Para entendê-los, ele postulava o sonho, o transe e a loucura como canais de comunicação entre o mundo profano e o universo mítico, sobrenatural. A história do indivíduo não basta. É preciso entender o sentido de ser e agir no cotidiano à luz da mitologia do grupo, ou seja, do mito ancestral. Desobstrui-se, dessa forma, a passagem simbólica entre o individual e o coletivo.

Em populações africanas e afro-brasileiras e nas instituições por essas aqui constituídas como meio de inserção numa sociedade branca, adversa, de origem ocidental e religião católica, Roger Bastide reconheceu o sonho, o transe e a loucura como mecanismos que ligam a vida cotidiana trivial do homem comum ao universo mitológico e atemporal das divindades.

Não por acaso, na cultura híbrida desse Brasil negro moldado pela escravidão, o sonho pode ser decifrado pelo sacerdote como mensagem divina, orientação oracular para a vida comunitária. O transe é o artifício pelo qual a própria divindade se revela num corpo ritualmente preparado para se apresentar diante da comunidade.
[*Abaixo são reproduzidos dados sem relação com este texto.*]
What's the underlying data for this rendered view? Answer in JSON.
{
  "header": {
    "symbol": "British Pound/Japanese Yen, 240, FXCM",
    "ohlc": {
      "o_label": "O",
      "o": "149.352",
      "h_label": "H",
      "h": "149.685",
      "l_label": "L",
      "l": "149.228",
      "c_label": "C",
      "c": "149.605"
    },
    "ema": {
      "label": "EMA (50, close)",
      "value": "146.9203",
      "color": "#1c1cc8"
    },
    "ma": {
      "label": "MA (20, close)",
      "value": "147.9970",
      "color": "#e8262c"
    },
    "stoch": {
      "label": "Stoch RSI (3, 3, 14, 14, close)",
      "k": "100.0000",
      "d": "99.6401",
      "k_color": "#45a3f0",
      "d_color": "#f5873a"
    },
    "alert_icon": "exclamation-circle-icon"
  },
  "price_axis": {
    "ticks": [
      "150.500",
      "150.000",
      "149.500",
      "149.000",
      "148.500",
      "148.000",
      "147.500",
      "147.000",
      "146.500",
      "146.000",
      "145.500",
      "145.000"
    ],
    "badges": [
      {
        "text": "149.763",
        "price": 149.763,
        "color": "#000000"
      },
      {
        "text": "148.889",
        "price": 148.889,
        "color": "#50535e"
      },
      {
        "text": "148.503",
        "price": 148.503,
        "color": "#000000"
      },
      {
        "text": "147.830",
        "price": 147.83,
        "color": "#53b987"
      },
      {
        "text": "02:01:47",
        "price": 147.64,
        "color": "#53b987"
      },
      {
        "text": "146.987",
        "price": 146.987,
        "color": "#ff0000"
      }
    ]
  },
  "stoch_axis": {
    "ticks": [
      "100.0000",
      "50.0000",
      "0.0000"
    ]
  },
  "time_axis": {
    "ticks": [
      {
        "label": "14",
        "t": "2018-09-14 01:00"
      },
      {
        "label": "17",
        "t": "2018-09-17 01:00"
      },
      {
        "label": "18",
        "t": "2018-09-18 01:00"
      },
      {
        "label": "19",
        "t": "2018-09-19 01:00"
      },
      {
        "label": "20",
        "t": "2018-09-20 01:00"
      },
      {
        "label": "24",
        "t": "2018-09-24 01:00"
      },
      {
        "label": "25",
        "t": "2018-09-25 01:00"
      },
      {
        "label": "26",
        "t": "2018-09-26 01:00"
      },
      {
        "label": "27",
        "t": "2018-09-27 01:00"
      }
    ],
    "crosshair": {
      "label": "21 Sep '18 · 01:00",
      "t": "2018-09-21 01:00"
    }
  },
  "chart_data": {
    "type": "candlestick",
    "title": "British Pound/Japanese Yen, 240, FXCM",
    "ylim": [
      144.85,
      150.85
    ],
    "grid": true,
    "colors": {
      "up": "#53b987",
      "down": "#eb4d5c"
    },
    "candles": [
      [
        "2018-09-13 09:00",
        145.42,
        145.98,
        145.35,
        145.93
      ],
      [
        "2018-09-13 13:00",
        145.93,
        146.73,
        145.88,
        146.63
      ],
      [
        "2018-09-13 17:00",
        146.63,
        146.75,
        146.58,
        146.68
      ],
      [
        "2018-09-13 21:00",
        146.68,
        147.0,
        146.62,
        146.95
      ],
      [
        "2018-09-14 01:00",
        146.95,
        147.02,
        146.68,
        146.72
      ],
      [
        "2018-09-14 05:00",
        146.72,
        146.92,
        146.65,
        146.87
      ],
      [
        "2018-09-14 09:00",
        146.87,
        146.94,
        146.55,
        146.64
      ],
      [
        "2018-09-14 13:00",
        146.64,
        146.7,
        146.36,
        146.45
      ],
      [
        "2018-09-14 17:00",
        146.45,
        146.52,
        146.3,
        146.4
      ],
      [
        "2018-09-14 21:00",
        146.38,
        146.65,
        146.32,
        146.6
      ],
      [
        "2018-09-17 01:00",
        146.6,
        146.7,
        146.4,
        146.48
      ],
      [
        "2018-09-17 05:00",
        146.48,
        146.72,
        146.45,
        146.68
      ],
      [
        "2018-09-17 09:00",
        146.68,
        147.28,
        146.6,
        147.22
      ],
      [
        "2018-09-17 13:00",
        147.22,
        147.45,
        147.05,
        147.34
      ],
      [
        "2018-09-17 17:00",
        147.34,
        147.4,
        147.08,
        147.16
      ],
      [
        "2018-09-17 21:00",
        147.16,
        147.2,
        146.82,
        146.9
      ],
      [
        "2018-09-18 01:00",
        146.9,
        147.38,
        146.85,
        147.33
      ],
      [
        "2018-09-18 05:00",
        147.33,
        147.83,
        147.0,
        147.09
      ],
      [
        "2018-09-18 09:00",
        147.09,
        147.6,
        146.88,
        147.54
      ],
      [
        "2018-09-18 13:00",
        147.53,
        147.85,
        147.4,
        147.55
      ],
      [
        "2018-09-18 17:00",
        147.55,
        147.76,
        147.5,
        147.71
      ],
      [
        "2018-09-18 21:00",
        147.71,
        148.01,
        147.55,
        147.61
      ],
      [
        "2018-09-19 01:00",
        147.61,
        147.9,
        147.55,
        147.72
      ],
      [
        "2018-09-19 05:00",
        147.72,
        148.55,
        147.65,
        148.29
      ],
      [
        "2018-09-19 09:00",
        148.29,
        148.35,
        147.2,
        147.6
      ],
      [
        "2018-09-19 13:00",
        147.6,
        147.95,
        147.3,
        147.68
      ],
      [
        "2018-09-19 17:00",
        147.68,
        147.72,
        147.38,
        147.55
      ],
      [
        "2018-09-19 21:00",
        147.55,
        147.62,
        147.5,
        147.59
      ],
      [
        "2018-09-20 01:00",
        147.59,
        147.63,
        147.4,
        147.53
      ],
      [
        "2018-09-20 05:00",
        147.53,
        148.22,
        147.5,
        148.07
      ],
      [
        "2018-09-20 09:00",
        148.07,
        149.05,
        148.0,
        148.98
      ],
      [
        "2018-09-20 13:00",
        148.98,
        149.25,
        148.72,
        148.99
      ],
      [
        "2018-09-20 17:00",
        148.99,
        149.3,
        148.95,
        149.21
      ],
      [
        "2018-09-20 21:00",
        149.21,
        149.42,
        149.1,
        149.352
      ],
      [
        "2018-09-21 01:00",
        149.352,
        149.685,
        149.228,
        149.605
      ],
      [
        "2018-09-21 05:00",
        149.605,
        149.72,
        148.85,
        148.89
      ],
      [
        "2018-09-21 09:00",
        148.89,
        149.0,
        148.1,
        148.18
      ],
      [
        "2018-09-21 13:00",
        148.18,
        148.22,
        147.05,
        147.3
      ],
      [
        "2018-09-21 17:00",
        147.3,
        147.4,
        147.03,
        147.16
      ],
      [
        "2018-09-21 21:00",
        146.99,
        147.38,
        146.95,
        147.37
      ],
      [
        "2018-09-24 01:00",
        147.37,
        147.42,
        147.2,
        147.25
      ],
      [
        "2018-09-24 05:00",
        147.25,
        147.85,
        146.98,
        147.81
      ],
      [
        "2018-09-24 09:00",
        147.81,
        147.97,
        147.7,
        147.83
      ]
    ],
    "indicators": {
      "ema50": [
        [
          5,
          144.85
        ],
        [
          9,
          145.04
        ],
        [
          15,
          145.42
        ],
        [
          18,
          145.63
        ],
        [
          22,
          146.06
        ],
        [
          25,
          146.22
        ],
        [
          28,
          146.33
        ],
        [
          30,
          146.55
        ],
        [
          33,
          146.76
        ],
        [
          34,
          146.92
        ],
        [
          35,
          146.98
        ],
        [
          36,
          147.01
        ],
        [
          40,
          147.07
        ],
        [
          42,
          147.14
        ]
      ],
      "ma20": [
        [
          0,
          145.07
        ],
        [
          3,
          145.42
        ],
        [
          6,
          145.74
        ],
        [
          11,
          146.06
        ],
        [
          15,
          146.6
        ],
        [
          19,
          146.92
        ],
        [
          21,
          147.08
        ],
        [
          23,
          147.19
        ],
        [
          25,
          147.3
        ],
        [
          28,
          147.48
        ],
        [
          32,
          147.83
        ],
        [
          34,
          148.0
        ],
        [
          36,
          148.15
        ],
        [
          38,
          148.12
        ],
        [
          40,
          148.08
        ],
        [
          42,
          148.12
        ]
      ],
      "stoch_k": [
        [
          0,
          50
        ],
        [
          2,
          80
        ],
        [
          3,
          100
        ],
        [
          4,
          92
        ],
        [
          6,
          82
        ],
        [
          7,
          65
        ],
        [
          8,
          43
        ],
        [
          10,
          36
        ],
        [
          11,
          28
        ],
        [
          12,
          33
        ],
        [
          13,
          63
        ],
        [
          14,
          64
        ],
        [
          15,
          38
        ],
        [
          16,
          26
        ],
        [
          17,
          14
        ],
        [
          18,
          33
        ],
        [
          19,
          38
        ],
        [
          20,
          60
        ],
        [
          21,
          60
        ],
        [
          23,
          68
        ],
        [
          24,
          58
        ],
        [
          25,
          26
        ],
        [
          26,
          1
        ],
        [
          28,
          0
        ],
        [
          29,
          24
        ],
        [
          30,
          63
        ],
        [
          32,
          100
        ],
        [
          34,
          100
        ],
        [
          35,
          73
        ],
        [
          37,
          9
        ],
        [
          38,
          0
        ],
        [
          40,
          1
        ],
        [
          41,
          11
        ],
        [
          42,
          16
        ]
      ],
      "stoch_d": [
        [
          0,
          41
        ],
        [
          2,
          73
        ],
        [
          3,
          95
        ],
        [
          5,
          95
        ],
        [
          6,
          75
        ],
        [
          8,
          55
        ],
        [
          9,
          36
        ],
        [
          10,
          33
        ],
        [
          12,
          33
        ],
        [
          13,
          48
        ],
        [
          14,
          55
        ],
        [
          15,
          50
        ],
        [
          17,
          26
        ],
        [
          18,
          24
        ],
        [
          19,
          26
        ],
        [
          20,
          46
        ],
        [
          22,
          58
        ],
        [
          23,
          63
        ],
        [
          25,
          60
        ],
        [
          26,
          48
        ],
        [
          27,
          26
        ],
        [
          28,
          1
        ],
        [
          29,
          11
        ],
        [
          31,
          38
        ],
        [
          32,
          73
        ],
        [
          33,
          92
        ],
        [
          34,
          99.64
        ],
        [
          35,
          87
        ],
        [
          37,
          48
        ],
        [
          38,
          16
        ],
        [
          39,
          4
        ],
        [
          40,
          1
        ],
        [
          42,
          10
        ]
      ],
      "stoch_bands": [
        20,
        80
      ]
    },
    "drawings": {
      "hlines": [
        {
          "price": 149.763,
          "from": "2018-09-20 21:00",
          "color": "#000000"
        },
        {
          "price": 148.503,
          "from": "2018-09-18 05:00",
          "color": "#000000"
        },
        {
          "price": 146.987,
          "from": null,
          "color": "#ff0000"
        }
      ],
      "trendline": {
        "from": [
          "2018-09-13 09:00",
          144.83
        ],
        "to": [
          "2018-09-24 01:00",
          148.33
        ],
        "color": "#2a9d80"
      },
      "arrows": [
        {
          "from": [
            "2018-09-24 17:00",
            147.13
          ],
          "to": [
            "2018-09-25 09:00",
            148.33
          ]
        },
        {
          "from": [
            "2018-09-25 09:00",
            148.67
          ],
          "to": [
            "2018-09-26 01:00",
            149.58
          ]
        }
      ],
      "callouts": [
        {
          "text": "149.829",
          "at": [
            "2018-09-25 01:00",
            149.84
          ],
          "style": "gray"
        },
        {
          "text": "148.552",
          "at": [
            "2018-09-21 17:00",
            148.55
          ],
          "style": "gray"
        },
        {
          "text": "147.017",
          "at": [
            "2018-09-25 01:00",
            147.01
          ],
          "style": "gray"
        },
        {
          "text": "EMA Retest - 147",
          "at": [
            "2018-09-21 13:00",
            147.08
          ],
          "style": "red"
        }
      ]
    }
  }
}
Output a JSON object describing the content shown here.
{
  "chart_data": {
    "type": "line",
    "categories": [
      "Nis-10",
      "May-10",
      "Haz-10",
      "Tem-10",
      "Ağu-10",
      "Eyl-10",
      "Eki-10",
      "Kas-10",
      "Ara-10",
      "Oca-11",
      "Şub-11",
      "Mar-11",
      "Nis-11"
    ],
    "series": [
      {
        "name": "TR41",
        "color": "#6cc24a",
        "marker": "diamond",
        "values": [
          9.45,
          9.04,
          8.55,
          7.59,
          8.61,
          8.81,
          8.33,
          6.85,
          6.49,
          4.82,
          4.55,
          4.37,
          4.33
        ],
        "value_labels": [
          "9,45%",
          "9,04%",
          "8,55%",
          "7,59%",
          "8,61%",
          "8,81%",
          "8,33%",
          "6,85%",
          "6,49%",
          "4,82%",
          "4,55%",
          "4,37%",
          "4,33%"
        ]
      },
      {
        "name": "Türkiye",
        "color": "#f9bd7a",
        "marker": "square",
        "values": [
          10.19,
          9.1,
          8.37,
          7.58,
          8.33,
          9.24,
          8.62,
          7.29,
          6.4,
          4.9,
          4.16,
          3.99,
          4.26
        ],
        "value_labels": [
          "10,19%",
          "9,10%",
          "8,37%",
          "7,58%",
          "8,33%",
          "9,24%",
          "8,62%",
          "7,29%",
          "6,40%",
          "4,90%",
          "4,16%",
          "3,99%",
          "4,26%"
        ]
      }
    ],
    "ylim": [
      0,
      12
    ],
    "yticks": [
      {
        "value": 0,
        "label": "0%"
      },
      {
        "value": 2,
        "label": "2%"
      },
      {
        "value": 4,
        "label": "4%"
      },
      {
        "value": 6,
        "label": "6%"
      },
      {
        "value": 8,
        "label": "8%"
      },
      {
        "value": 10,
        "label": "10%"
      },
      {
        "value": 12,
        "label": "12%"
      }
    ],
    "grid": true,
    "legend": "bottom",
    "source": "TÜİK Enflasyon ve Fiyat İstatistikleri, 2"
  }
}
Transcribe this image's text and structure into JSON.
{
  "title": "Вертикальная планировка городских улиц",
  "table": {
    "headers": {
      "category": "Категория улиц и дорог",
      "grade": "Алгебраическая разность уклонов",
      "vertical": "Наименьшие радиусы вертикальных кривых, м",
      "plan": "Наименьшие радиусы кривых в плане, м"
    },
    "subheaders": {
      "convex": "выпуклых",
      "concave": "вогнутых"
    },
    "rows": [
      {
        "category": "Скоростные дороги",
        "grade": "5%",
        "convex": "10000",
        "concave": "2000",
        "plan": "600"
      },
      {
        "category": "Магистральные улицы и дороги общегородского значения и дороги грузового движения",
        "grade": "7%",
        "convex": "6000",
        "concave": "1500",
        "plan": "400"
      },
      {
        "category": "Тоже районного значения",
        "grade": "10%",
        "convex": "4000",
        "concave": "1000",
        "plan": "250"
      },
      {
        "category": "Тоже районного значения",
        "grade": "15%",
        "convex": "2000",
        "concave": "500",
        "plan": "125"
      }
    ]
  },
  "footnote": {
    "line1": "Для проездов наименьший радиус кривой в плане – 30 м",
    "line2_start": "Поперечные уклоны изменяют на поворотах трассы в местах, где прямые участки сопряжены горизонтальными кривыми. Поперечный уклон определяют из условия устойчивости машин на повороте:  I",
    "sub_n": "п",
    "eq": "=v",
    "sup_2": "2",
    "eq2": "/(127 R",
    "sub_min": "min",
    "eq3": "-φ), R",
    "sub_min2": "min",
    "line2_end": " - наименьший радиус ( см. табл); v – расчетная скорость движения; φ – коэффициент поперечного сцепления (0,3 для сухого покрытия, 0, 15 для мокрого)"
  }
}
A loucura sobrevém quando as pontes entre esses mundos em permanente comunicação sofrem algum tipo de bloqueio, separando os humanos de suas origens sagradas.

SER LOUCO

A restauração do equilíbrio rompido, mediada pelo sacerdote, só pode ser alcançada com a renovação dos pactos religiosos negligenciados referidos à comunidade: ser louco é situar-se fora das referências coletivas.

Em nossa sociedade a própria visão de mundo está nas mãos de profissionais a serviço de grupos de pressão ou de um Estado separado da "comunidade". Esse novo universo que nos é imposto enfraquece nosso interesse pela vida coletiva, pela família: o homem acha-se reduzido a si mesmo, explica Bastide.

No mundo de hoje, o homem e a mulher estão submetidos à condição de puro indivíduo, ensimesmado, sozinho, sem poder se apoiar numa gramática social que lhe permita a leitura de sua posição entre os outros, que dê um sentido social à sua vida.

Publicado na França em 1972 e somente agora no Brasil, com preciosa tradução de Carlos Eugênio Marcondes de Moura, "O Sonho, o Transe e a Loucura" reúne ensaios publicados entre as décadas de 1930 e 1970 por Bastide, membro da missão francesa que instituiu a Universidade de São Paulo e um dos pais dos estudos afro-brasileiros.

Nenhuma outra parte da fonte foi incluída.